Apenas he regresado a mi puesto de chofer y venía con toda la intención de leer el papel, ya que me creo autorizado a hacerlo pues carece de sobre alguno que lo selle de mis ojos, y antes de empezar, mis ojos me llevan arriba del puente y me encuentro con la imagen de un hombre que está a punto subirse a la baranda del puente, justo sobre lo más ancho de la vía que pasa por debajo, con la clara intención de lanzarse al vacío: ¡es Jaime! Un joven policía, por no decir un niño policía, lo tiene asido por un brazo con lo que lo obliga a detener sus intenciones, pero como Jaime es más grande y más pesado, el joven se ve en aprietos para mantenerlo al otro lado de la baranda. Ya han llegado tres o cuatro pasajeros, pero olvido al instante que tengo que salir en pocos minutos y corro escaleras arriba para ayudar en lo que pueda.
—¡Déjeme, chino marica! —le escucho decir, dirigiéndose al joven policía apenas llego a su lado.
—Usted no se meta, tocayo —me dice apenas me ve—. Usted solo encárguese del favor que le pedí.
—¡No lo haga!, ¡no sea pendejo! —le digo sin conectar mi cerebro con mi lengua.
—¡Usted qué sabe tocayo! —me dice airado mientras forcejea con el joven—. Me mame de pagar por caprichos: qué un celular nuevo para mí hija a cada nada; qué cambiar el carro de mi mujer cada dos años; qué pagar la hipoteca de una casa que nunca quise; qué el viajecito a La Florida cada fin de año; qué comprar ropa de marca siempre, eso de que las amistades no te vean bien vestido da pena, ¿o no?; qué los restaurantes caros, a la señora le da urticaria la comida de la casa; qué la consola de última generación para el nene de doce años cada vez que sale una, y todo para qué. Las tarjetas, todas están sobregiradas y para colmo me acaban de echar del puesto. Además, me acabo de enterar que el nene no es hijo mío. ¡No!, ¡qué va! A estas alturas no sé si los otros dos a lo mejor tampoco sean míos y para el colmo de mis males me dice el médico que tengo un cáncer en los pulmones, disque por andar fumando. ¡Si yo no he fumado nunca!, ¡ah!
En un descuido mi tocayo se ha zafado del policía bachiller y sin mediar más palabras se ha lanzado por sobre la baranda rumbo al pavimento de la vía. Angustiada, la curiosa concurrencia que se ha detenido en medio del puente, el joven policía y este impertinente servidor, corremos a asomarnos a ver el resultado de tal temeridad y vemos que el hombre ha caído sobre el techo de un bus que pasaba en ese momento, (vehículo similar al que yo conduzco), produciendo en el techo del mismo una abolladura de gran dimensión.

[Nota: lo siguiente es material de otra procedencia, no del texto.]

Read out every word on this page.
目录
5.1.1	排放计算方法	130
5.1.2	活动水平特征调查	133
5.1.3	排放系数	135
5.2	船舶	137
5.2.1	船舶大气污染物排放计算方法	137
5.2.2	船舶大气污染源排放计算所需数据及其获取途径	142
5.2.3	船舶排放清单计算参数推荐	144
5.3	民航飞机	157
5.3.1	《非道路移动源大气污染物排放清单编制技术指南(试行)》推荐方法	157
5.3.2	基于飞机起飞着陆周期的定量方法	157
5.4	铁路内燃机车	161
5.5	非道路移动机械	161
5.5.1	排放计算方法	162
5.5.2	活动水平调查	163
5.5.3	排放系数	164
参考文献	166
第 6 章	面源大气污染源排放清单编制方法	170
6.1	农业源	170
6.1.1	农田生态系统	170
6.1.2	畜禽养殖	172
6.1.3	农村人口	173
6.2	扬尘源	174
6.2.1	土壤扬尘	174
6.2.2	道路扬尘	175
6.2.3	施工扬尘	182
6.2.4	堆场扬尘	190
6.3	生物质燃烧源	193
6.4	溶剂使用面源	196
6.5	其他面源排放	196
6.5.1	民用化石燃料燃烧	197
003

Boca abajo, un cuerpo mareado se levanta pesadamente, sin pausa salta los tres metros de altura que lo separan del asfalto y raudo se pierde entre la multitud que se congrega alrededor del bus en cuestión y yo me quedo viéndolo correr desde el puente hasta que se pierde de mi vista; preguntándome qué he de hacer con la carta que me ha entregado mi tocayo para Martha, su mujer.